After two months of strikes over wages and work rules, an agreement has been reached to provide the terms for a settlement of the labor disputes between dockworkers and the Port of Liverpool. While not providing details, both sides are confirming that an agreement has been reached which would prevent another strike planned for next week.
“Peel Ports Group, which operates the Port of Liverpool’s container terminals alongside Terminal Investments Limited, is pleased to announce that an agreed proposal has been reached with Unite the Union that will be fully recommended to its members,” the Liverpool port operator said in a brief statement on November 8.
Neither side commented on the specifics of the agreement with reports saying that final details were still being resolved.

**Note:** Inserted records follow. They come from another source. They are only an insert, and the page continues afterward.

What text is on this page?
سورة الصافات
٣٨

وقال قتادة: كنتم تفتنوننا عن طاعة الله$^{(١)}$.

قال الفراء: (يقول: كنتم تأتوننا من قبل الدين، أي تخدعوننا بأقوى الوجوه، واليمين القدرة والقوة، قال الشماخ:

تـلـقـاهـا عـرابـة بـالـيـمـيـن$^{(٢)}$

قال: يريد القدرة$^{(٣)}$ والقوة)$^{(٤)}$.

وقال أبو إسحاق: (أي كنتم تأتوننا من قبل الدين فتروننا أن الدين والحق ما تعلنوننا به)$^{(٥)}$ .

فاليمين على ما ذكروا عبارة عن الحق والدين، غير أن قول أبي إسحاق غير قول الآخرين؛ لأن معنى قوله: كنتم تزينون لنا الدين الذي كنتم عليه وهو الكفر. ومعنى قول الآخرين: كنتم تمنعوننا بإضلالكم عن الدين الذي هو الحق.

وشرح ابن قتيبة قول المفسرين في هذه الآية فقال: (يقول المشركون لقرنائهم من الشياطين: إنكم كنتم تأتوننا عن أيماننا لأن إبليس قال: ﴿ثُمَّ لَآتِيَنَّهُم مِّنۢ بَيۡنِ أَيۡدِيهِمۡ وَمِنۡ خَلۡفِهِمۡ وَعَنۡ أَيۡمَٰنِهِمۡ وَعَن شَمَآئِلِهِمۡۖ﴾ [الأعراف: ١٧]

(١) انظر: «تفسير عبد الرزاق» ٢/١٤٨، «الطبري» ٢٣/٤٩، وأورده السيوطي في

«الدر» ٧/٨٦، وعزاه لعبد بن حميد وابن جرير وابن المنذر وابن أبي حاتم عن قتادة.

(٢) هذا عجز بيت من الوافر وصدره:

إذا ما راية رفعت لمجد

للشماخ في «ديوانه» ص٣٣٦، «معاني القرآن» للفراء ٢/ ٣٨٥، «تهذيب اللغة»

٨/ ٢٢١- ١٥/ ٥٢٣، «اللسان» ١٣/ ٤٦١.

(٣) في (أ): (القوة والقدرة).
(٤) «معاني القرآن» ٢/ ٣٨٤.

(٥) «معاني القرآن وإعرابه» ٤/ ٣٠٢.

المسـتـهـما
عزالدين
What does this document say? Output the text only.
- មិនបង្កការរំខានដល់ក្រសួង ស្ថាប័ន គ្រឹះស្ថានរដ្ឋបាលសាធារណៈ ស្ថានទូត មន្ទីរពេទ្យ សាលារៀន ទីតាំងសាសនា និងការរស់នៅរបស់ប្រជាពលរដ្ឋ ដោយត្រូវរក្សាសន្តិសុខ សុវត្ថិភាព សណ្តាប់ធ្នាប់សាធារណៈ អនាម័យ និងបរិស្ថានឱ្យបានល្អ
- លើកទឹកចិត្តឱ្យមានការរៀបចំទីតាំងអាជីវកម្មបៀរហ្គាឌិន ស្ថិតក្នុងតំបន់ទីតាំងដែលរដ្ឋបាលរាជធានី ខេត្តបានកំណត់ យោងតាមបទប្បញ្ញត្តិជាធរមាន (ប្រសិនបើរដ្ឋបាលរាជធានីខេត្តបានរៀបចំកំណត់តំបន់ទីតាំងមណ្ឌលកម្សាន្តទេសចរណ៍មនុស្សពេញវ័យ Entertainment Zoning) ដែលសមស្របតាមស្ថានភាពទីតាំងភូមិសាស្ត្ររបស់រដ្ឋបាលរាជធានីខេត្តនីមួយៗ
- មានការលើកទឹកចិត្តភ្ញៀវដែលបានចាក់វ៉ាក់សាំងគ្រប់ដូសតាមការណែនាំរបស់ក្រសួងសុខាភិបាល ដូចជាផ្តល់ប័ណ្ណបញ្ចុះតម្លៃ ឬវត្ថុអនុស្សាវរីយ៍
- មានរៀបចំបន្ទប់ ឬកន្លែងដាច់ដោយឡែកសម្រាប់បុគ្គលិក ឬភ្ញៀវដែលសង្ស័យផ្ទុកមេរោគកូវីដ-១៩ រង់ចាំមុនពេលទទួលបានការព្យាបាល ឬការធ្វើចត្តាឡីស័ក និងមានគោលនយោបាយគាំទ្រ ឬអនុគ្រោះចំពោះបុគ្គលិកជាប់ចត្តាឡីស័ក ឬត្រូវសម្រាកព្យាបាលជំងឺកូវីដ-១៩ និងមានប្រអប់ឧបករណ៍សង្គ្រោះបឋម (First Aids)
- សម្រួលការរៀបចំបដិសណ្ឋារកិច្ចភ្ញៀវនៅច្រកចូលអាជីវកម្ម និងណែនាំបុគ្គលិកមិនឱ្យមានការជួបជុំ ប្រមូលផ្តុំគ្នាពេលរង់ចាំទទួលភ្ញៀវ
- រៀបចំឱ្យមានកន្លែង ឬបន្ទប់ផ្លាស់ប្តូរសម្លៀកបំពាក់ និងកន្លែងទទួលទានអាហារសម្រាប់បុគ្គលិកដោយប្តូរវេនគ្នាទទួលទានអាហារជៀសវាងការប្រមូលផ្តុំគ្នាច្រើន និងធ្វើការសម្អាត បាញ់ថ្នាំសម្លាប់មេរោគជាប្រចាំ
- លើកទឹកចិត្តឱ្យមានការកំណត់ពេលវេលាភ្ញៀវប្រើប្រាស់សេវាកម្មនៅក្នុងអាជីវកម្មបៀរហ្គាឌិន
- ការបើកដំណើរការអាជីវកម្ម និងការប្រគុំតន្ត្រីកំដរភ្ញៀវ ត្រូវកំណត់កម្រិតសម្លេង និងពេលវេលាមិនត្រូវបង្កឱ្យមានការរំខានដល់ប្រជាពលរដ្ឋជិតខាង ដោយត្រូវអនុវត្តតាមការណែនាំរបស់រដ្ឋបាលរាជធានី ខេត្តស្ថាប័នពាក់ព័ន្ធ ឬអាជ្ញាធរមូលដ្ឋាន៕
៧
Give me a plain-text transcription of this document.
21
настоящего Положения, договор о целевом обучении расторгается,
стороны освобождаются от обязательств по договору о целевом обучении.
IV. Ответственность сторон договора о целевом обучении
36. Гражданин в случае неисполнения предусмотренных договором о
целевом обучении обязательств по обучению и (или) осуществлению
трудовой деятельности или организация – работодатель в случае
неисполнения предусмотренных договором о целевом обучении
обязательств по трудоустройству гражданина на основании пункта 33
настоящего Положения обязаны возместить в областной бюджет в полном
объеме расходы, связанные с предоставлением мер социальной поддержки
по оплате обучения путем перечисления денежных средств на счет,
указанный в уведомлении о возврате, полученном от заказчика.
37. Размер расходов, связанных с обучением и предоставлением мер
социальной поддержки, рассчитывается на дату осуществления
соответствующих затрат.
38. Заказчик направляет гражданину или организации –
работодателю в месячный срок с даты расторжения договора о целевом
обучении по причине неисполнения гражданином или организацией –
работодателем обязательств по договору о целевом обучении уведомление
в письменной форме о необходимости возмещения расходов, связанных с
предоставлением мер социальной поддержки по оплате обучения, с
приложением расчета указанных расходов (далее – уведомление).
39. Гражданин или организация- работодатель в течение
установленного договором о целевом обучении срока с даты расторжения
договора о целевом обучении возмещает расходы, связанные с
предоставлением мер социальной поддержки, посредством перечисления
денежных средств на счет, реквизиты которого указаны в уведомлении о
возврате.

Peel Ports had contended that its final offer amount to a 10 percent increase for many of the 600 port employees while Unite consistently refused the offers saying they were for less and did not meet the UK’s rate of consumer inflation which is currently above 12 percent.
Talks between the two sides deadlocked in August leading to the first strike lasting two weeks in mid-September. Workers again returned to the picket line in October with the latest job action ending at the beginning of this week. The union had already filed notice with Peel for plans for a fourth one-week strike due to begin November 14.
According to the statement, Peel Ports’ chief operating officer, David Huck, and Unite the Unions’ National Officer for Transport, Bobby Morton, confirmed that the planned strike will be postponed. Peel said it understands that the union leadership will recommend the agreement to its members for a vote later this week.
While not as large as Felixstowe, the Port of Liverpool, which operates two container terminals, is one of the primary ports in the west which also have links to Scotland, Ireland, and inland ports along the Manchester Ship Canal. The port handles approximately 75,000 TEU a month with on average 60 ship calls.
The past few months have seen an increase in labor disputes impacting key ports in Europe. In addition to the strikes at Liverpool, Unite also stagged two strikes at Felixstowe and remains in contract negotiations with the port operated by HK Hutchison. At the same time, today, November 9, trade unions across Belgium are staging a one-day strike. About half the tugboats in the Port of Antwerp have joined the strike causing delays but port executives as saying the port continues to operate and that there have been no delays at the Port of Zeebrugge. Germany also experienced its first port strikes in many years during the summer months before reaching terms with the unions on a new contract.